- Born: Kerala, India
- Occupation: Mathematician
- Relatives: George Joseph (grandfather); Pothan Joseph (great-uncle);

= George Gheverghese Joseph =

Mathematician and specialist in the history of mathematics

George Gheverghese Joseph, also known as G. G. Joseph is an Indian-born African mathematician who is a specialist in the history of mathematics. His works are mainly focused on the achievements of Kerala school of astronomy and mathematics and the transmission of mathematics from India to Europe.

==Early life and works==
Joseph was born in Kerala, India. At the age of 9, his family moved to Mombasa, Kenya and he pursued his schooling in Kenya. He completed his degree in mathematics at the University of Leicester. After completing his degree, he worked as a school teacher for six years in Kenya and, then he did a master's degree and PhD at the University of Manchester, England.

He studied and conducted researches in applied mathematics and statistics, including multivariate analysis, mathematical programming, and demography. Through his research and the best selling book The Crest of the Peacock, he argued that the infinite series was invented by Kerala mathematicians in 1350, before Europeans. This work garnered publicity and generated discussions in the history of maths on the discoveries made by Indians that predated the Europeans. He is considered by many to be an early pioneer in the decolonising the curriculum movement.
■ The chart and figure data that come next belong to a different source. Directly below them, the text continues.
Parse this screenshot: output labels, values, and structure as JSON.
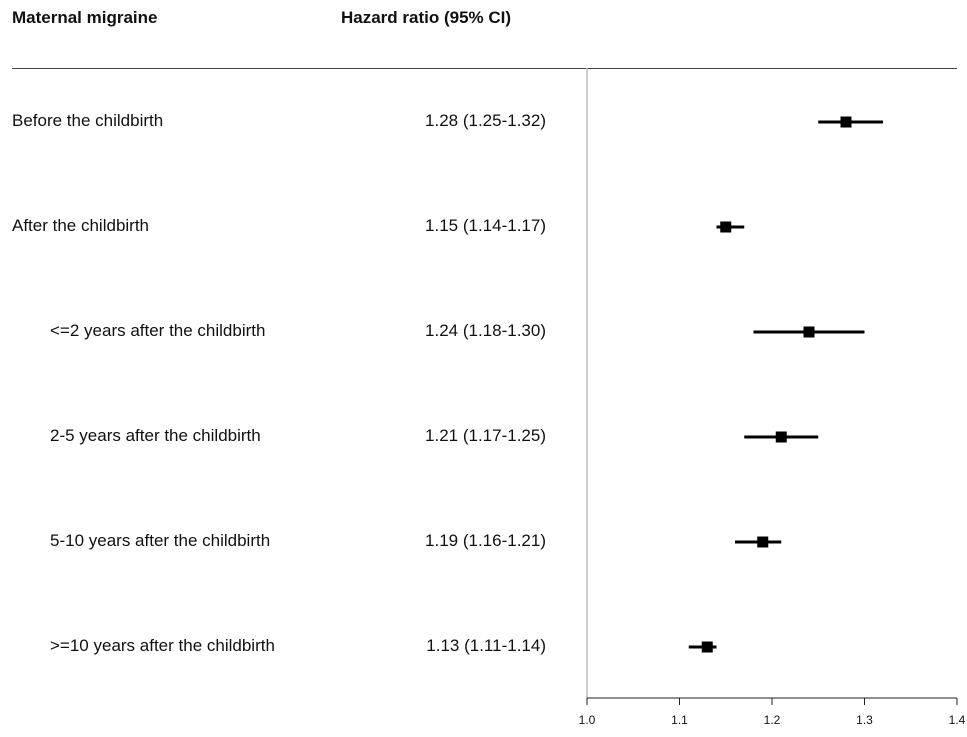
{
  "header": {
    "col_left": "Maternal migraine",
    "col_mid": "Hazard ratio (95% CI)"
  },
  "chart_data": {
    "type": "forest",
    "xlim": [
      1.0,
      1.4
    ],
    "reference_line": 1.0,
    "x_ticks": [
      "1.0",
      "1.1",
      "1.2",
      "1.3",
      "1.4"
    ],
    "rows": [
      {
        "label": "Before the childbirth",
        "indent": false,
        "hr_text": "1.28 (1.25-1.32)",
        "hr": 1.28,
        "lo": 1.25,
        "hi": 1.32
      },
      {
        "label": "After the childbirth",
        "indent": false,
        "hr_text": "1.15 (1.14-1.17)",
        "hr": 1.15,
        "lo": 1.14,
        "hi": 1.17
      },
      {
        "label": "<=2 years after the childbirth",
        "indent": true,
        "hr_text": "1.24 (1.18-1.30)",
        "hr": 1.24,
        "lo": 1.18,
        "hi": 1.3
      },
      {
        "label": "2-5 years after the childbirth",
        "indent": true,
        "hr_text": "1.21 (1.17-1.25)",
        "hr": 1.21,
        "lo": 1.17,
        "hi": 1.25
      },
      {
        "label": "5-10 years after the childbirth",
        "indent": true,
        "hr_text": "1.19 (1.16-1.21)",
        "hr": 1.19,
        "lo": 1.16,
        "hi": 1.21
      },
      {
        "label": ">=10 years after the childbirth",
        "indent": true,
        "hr_text": "1.13 (1.11-1.14)",
        "hr": 1.13,
        "lo": 1.11,
        "hi": 1.14
      }
    ]
  }
}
He qualified in Law in 2000. In 2003, he published a biography of his grandfather, also called George Joseph who was instrumental in India's battle for independence. In 2025, he published a memoir on his experiences growing up in India and Kenya and then studying in England in the 1950s.

==Bibliography==
- The Crest of the Peacock: Non-European Roots of Mathematics, Princeton University Press, 1991.
- A Passage to Infinity: Medieval Indian Mathematics from Kerala and its Impact, 2009.
- Between Empires: A Life Across Borders and Boundaries, 2025
- Kerala Mathematics: History and Its Possible Transmission to Europe, 2009.
- George Joseph: The Life and Times of a Kerala Christian Nationalist, 2003
- Indian Mathematics: Engaging with the World from Ancient to Modern Times, 2016
- Multicultural Mathematics: Teaching Mathematics from a Global Perspective (with David Nelson and Julian Williams), 1993.
- Women at Work: The British Experience, 1983.